For a long time now, I’ve been frustrated by how hard it is to organize and manage all the little bits of digital data in my life. I have files stored on several different computers; bookmarks in Firefox and Del.icio.us; photos on my website, on Flickr, in iPhoto, and in Picasa. Finding the information is just one of the problems. What if my hard drive dies (knock wood)? And will I be able to deal with this stuff in 10 or 15 years?

For these practical (and selfish) reasons, I’m really interested in the area of information management. In fact, it’s the area I’d like to focus on when I do my master’s in HCI this fall. As I learned more about the field of HCI, I found it a little surprising that very few people seemed to be working on this problem. I mean, it seems almost too obvious that people are finding it harder and harder to cope with the vast amounts of information in their lives. But lately, I’ve started seeing lots of interesting activity in this area.
The problem is fundamentally interdisciplinary, so it’s good to see that there is interesting research being done in many different fields, like computer science, psychology, cognitive science, and information studies. Within the “traditional” domains of computer science, there is work being done in the areas of databases and artificial intelligence. The SEMEX project, from the University of Washington’s Database Research Group, is looking at system for efficiently storing, managing, and retrieving personal information. Another interesting project out of UW, from the Information School, is Keeping Found Things Found.
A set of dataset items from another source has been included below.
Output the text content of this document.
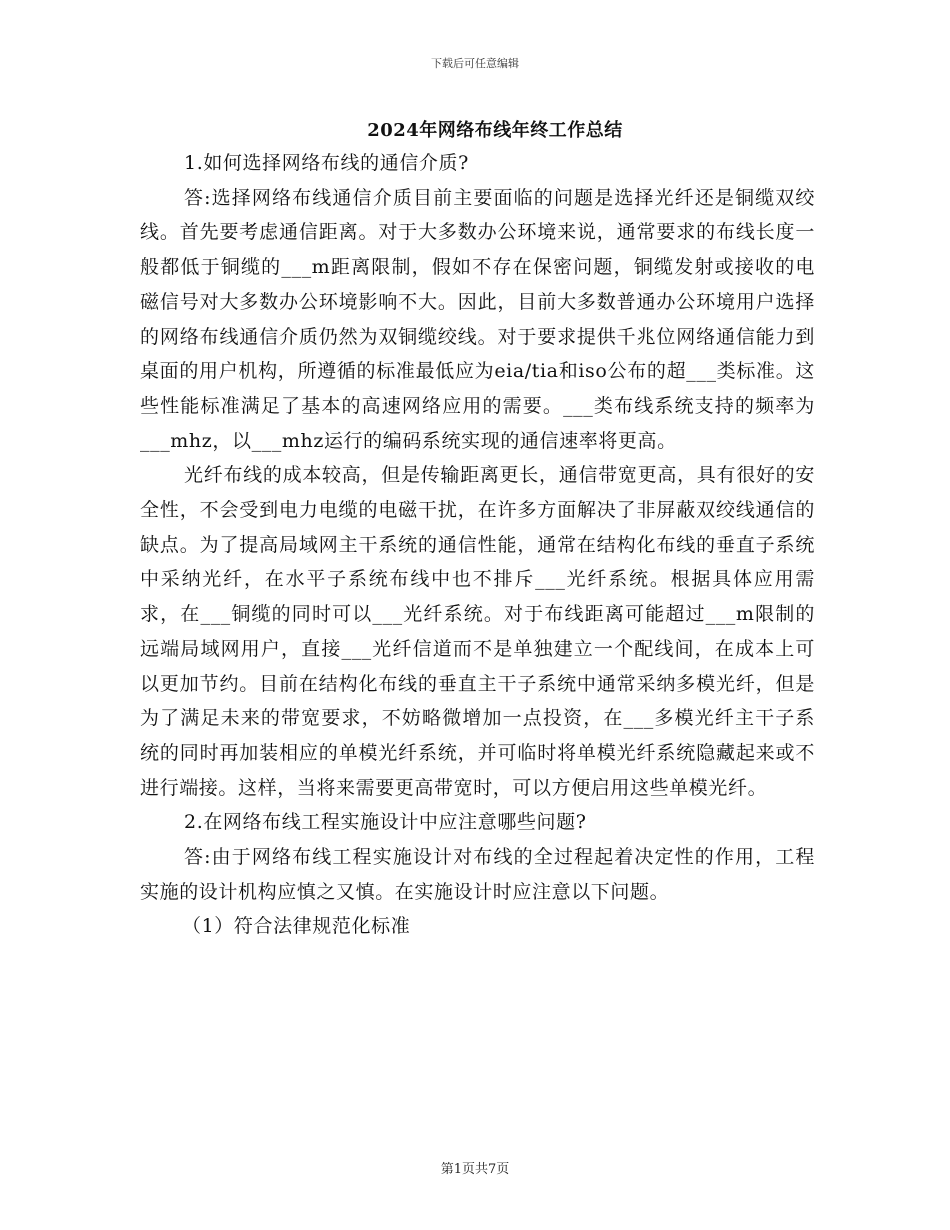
下载后可任意编辑
2024年网络布线年终工作总结

1.如何选择网络布线的通信介质?

答:选择网络布线通信介质目前主要面临的问题是选择光纤还是铜缆双绞线。首先要考虑通信距离。对于大多数办公环境来说，通常要求的布线长度一般都低于铜缆的___m距离限制，假如不存在保密问题，铜缆发射或接收的电磁信号对大多数办公环境影响不大。因此，目前大多数普通办公环境用户选择的网络布线通信介质仍然为双铜缆绞线。对于要求提供千兆位网络通信能力到桌面的用户机构，所遵循的标准最低应为eia/tia和iso公布的超___类标准。这些性能标准满足了基本的高速网络应用的需要。___类布线系统支持的频率为___mhz，以___mhz运行的编码系统实现的通信速率将更高。

光纤布线的成本较高，但是传输距离更长，通信带宽更高，具有很好的安全性，不会受到电力电缆的电磁干扰，在许多方面解决了非屏蔽双绞线通信的缺点。为了提高局域网主干系统的通信性能，通常在结构化布线的垂直子系统中采纳光纤，在水平子系统布线中也不排斥___光纤系统。根据具体应用需求，在___铜缆的同时可以___光纤系统。对于布线距离可能超过___m限制的远端局域网用户，直接___光纤信道而不是单独建立一个配线间，在成本上可以更加节约。目前在结构化布线的垂直主干子系统中通常采纳多模光纤，但是为了满足未来的带宽要求，不妨略微增加一点投资，在___多模光纤主干子系统的同时再加装相应的单模光纤系统，并可临时将单模光纤系统隐藏起来或不进行端接。这样，当将来需要更高带宽时，可以方便启用这些单模光纤。

2.在网络布线工程实施设计中应注意哪些问题?

答:由于网络布线工程实施设计对布线的全过程起着决定性的作用，工程实施的设计机构应慎之又慎。在实施设计时应注意以下问题。

（1）符合法律规范化标准

第1页共7页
Both cognitive science and artificial intelligence are concerned with knowledge representation, with cog sci focusing on how people store and retrieve information, and AI focusing on how to store information to create machines that think. This knowledge representation angle is the way that I’ve been coming at the problem. How can we structure the information in a way that reflects and supports the way people think? MIT’s Haystack Project is doing some cool stuff in this area: “investigating approaches designed to let people manage their information in ways that make the most sense to them.”
Along the same lines, I saw a really cool book that is coming out soon about information foraging theory. According to Jakob Neilsen:
Information foraging is the most important concept to emerge from Human-Computer Interaction
research since 1993. Developed at the Palo Alto Research Center (previously Xerox PARC) by
Stuart Card, Peter Pirolli, and colleagues, information foraging uses the analogy of wild animals
gathering food to analyze how humans collect information online.
It seems like most of the research that is being done into how people interact with information is focused on the web. That’s the main focus of the field of information architecture. Peter Morville is one of the gurus there; he literally wrote the book on information architecture. But I really think that a lot of the idea about web-based information can also be applied to personal information.
Anyhow, it looks like things are shaping up to get better — more and more people are researching the problems of personal information management. And more than likely, I will soon be one of those people.